History of trauma to the eye had 4 times more likely to have VI which can be explained due to deterioration of the eye structure, functional loss and exposure to ocular infections following trauma.

Visual impairment in adults with family history of eye problems is nearly 7 times higher than no family history which may be due to inheritance of genetic factors.

In adults within > 5 family size is nearly 4 times more likely to have VI compared to those adults within < 2 family size which can be explained due to difficulty to cater for the provision of food, health service use, education and low standard of leaving for the siblings in such large families [32].
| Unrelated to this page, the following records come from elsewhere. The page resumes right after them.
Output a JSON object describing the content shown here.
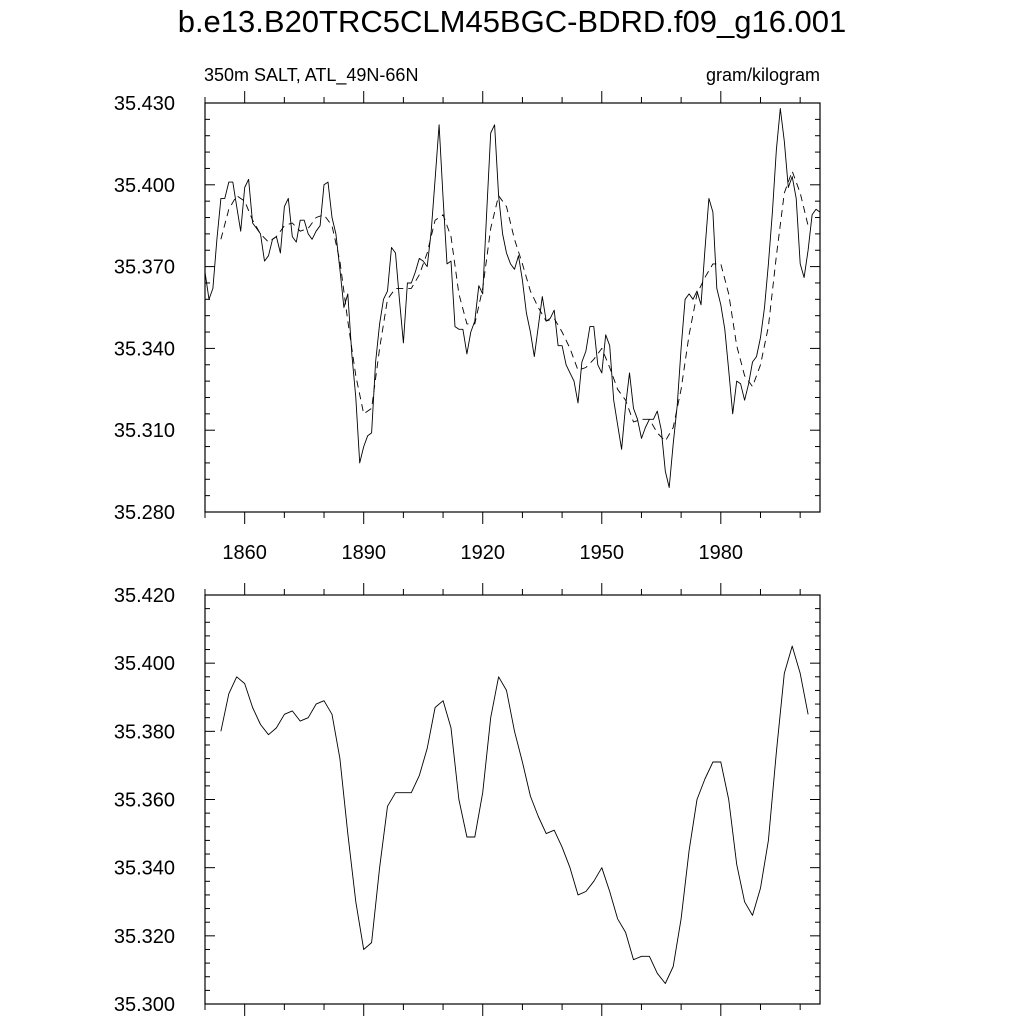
{
  "title": "b.e13.B20TRC5CLM45BGC-BDRD.f09_g16.001",
  "left_string": "350m SALT, ATL_49N-66N",
  "right_string": "gram/kilogram",
  "chart_data": [
    {
      "type": "line",
      "panel": "top",
      "xlim": [
        1850,
        2005
      ],
      "ylim": [
        35.28,
        35.43
      ],
      "xticks": [
        1860,
        1890,
        1920,
        1950,
        1980
      ],
      "xtick_labels": [
        "1860",
        "1890",
        "1920",
        "1950",
        "1980"
      ],
      "yticks": [
        35.28,
        35.31,
        35.34,
        35.37,
        35.4,
        35.43
      ],
      "ytick_labels": [
        "35.280",
        "35.310",
        "35.340",
        "35.370",
        "35.400",
        "35.430"
      ],
      "series": [
        {
          "style": "solid",
          "x": [
            1850,
            1851,
            1852,
            1853,
            1854,
            1855,
            1856,
            1857,
            1858,
            1859,
            1860,
            1861,
            1862,
            1863,
            1864,
            1865,
            1866,
            1867,
            1868,
            1869,
            1870,
            1871,
            1872,
            1873,
            1874,
            1875,
            1876,
            1877,
            1878,
            1879,
            1880,
            1881,
            1882,
            1883,
            1884,
            1885,
            1886,
            1887,
            1888,
            1889,
            1890,
            1891,
            1892,
            1893,
            1894,
            1895,
            1896,
            1897,
            1898,
            1899,
            1900,
            1901,
            1902,
            1903,
            1904,
            1905,
            1906,
            1907,
            1908,
            1909,
            1910,
            1911,
            1912,
            1913,
            1914,
            1915,
            1916,
            1917,
            1918,
            1919,
            1920,
            1921,
            1922,
            1923,
            1924,
            1925,
            1926,
            1927,
            1928,
            1929,
            1930,
            1931,
            1932,
            1933,
            1934,
            1935,
            1936,
            1937,
            1938,
            1939,
            1940,
            1941,
            1942,
            1943,
            1944,
            1945,
            1946,
            1947,
            1948,
            1949,
            1950,
            1951,
            1952,
            1953,
            1954,
            1955,
            1956,
            1957,
            1958,
            1959,
            1960,
            1961,
            1962,
            1963,
            1964,
            1965,
            1966,
            1967,
            1968,
            1969,
            1970,
            1971,
            1972,
            1973,
            1974,
            1975,
            1976,
            1977,
            1978,
            1979,
            1980,
            1981,
            1982,
            1983,
            1984,
            1985,
            1986,
            1987,
            1988,
            1989,
            1990,
            1991,
            1992,
            1993,
            1994,
            1995,
            1996,
            1997,
            1998,
            1999,
            2000,
            2001,
            2002,
            2003,
            2004,
            2005
          ],
          "y": [
            35.368,
            35.358,
            35.362,
            35.38,
            35.395,
            35.395,
            35.401,
            35.401,
            35.392,
            35.383,
            35.399,
            35.402,
            35.386,
            35.384,
            35.382,
            35.372,
            35.374,
            35.38,
            35.381,
            35.375,
            35.392,
            35.395,
            35.381,
            35.379,
            35.387,
            35.387,
            35.382,
            35.38,
            35.383,
            35.385,
            35.4,
            35.401,
            35.388,
            35.382,
            35.369,
            35.355,
            35.36,
            35.338,
            35.322,
            35.298,
            35.304,
            35.308,
            35.309,
            35.335,
            35.349,
            35.358,
            35.361,
            35.377,
            35.375,
            35.358,
            35.342,
            35.364,
            35.364,
            35.368,
            35.373,
            35.372,
            35.37,
            35.383,
            35.402,
            35.422,
            35.395,
            35.371,
            35.372,
            35.348,
            35.347,
            35.347,
            35.338,
            35.346,
            35.35,
            35.363,
            35.36,
            35.39,
            35.419,
            35.422,
            35.396,
            35.382,
            35.375,
            35.371,
            35.369,
            35.374,
            35.365,
            35.353,
            35.346,
            35.337,
            35.348,
            35.359,
            35.35,
            35.351,
            35.354,
            35.341,
            35.341,
            35.334,
            35.331,
            35.328,
            35.32,
            35.335,
            35.339,
            35.348,
            35.348,
            35.334,
            35.331,
            35.345,
            35.341,
            35.321,
            35.312,
            35.303,
            35.319,
            35.331,
            35.318,
            35.314,
            35.307,
            35.311,
            35.314,
            35.314,
            35.317,
            35.31,
            35.295,
            35.289,
            35.305,
            35.319,
            35.34,
            35.358,
            35.36,
            35.358,
            35.361,
            35.356,
            35.376,
            35.395,
            35.39,
            35.362,
            35.356,
            35.347,
            35.332,
            35.316,
            35.328,
            35.327,
            35.321,
            35.327,
            35.335,
            35.337,
            35.344,
            35.355,
            35.371,
            35.39,
            35.413,
            35.428,
            35.416,
            35.399,
            35.403,
            35.395,
            35.371,
            35.366,
            35.376,
            35.389,
            35.391,
            35.39
          ]
        },
        {
          "style": "dashed",
          "x": [
            1854,
            1856,
            1858,
            1860,
            1862,
            1864,
            1866,
            1868,
            1870,
            1872,
            1874,
            1876,
            1878,
            1880,
            1882,
            1884,
            1886,
            1888,
            1890,
            1892,
            1894,
            1896,
            1898,
            1900,
            1902,
            1904,
            1906,
            1908,
            1910,
            1912,
            1914,
            1916,
            1918,
            1920,
            1922,
            1924,
            1926,
            1928,
            1930,
            1932,
            1934,
            1936,
            1938,
            1940,
            1942,
            1944,
            1946,
            1948,
            1950,
            1952,
            1954,
            1956,
            1958,
            1960,
            1962,
            1964,
            1966,
            1968,
            1970,
            1972,
            1974,
            1976,
            1978,
            1980,
            1982,
            1984,
            1986,
            1988,
            1990,
            1992,
            1994,
            1996,
            1998,
            2000,
            2002
          ],
          "y": [
            35.38,
            35.391,
            35.396,
            35.394,
            35.387,
            35.382,
            35.379,
            35.381,
            35.385,
            35.386,
            35.383,
            35.384,
            35.388,
            35.389,
            35.385,
            35.372,
            35.35,
            35.33,
            35.316,
            35.318,
            35.34,
            35.358,
            35.362,
            35.362,
            35.362,
            35.367,
            35.375,
            35.387,
            35.389,
            35.381,
            35.36,
            35.349,
            35.349,
            35.362,
            35.384,
            35.396,
            35.392,
            35.38,
            35.371,
            35.361,
            35.355,
            35.35,
            35.351,
            35.346,
            35.34,
            35.332,
            35.333,
            35.336,
            35.34,
            35.333,
            35.325,
            35.321,
            35.313,
            35.314,
            35.314,
            35.309,
            35.306,
            35.311,
            35.325,
            35.345,
            35.36,
            35.366,
            35.371,
            35.371,
            35.36,
            35.341,
            35.33,
            35.326,
            35.334,
            35.348,
            35.374,
            35.397,
            35.405,
            35.397,
            35.385
          ]
        }
      ]
    },
    {
      "type": "line",
      "panel": "bottom",
      "xlim": [
        1850,
        2005
      ],
      "ylim": [
        35.3,
        35.42
      ],
      "xticks": [
        1860,
        1890,
        1920,
        1950,
        1980
      ],
      "yticks": [
        35.3,
        35.32,
        35.34,
        35.36,
        35.38,
        35.4,
        35.42
      ],
      "ytick_labels": [
        "35.300",
        "35.320",
        "35.340",
        "35.360",
        "35.380",
        "35.400",
        "35.420"
      ],
      "series": [
        {
          "style": "solid",
          "x": [
            1854,
            1856,
            1858,
            1860,
            1862,
            1864,
            1866,
            1868,
            1870,
            1872,
            1874,
            1876,
            1878,
            1880,
            1882,
            1884,
            1886,
            1888,
            1890,
            1892,
            1894,
            1896,
            1898,
            1900,
            1902,
            1904,
            1906,
            1908,
            1910,
            1912,
            1914,
            1916,
            1918,
            1920,
            1922,
            1924,
            1926,
            1928,
            1930,
            1932,
            1934,
            1936,
            1938,
            1940,
            1942,
            1944,
            1946,
            1948,
            1950,
            1952,
            1954,
            1956,
            1958,
            1960,
            1962,
            1964,
            1966,
            1968,
            1970,
            1972,
            1974,
            1976,
            1978,
            1980,
            1982,
            1984,
            1986,
            1988,
            1990,
            1992,
            1994,
            1996,
            1998,
            2000,
            2002
          ],
          "y": [
            35.38,
            35.391,
            35.396,
            35.394,
            35.387,
            35.382,
            35.379,
            35.381,
            35.385,
            35.386,
            35.383,
            35.384,
            35.388,
            35.389,
            35.385,
            35.372,
            35.35,
            35.33,
            35.316,
            35.318,
            35.34,
            35.358,
            35.362,
            35.362,
            35.362,
            35.367,
            35.375,
            35.387,
            35.389,
            35.381,
            35.36,
            35.349,
            35.349,
            35.362,
            35.384,
            35.396,
            35.392,
            35.38,
            35.371,
            35.361,
            35.355,
            35.35,
            35.351,
            35.346,
            35.34,
            35.332,
            35.333,
            35.336,
            35.34,
            35.333,
            35.325,
            35.321,
            35.313,
            35.314,
            35.314,
            35.309,
            35.306,
            35.311,
            35.325,
            35.345,
            35.36,
            35.366,
            35.371,
            35.371,
            35.36,
            35.341,
            35.33,
            35.326,
            35.334,
            35.348,
            35.374,
            35.397,
            35.405,
            35.397,
            35.385
          ]
        }
      ]
    }
  ]
}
Since community based study on the presenting visual acuity was not conducted in the study area or other similar areas which had related population characteristics and methodology of the current study, 50% proportion of sample size determination might overestimated the prevalence. In addition this study might have an inheritance limitations of the cross-sectional study design and information bias due to the tools that used to collect ocular trauma history and family ocular history. Because of the study used broad cigarette smoking categories from references different from the study area, the result might have a limitation to signify the variable in the study area.

Conclusion

Prevalence of visual impairment was significant public health problem among adults at Debre Berhan town. Advanced age, history of eye trauma, illiteracy, large family size and family history of eye problems were positively associates with visual impairment.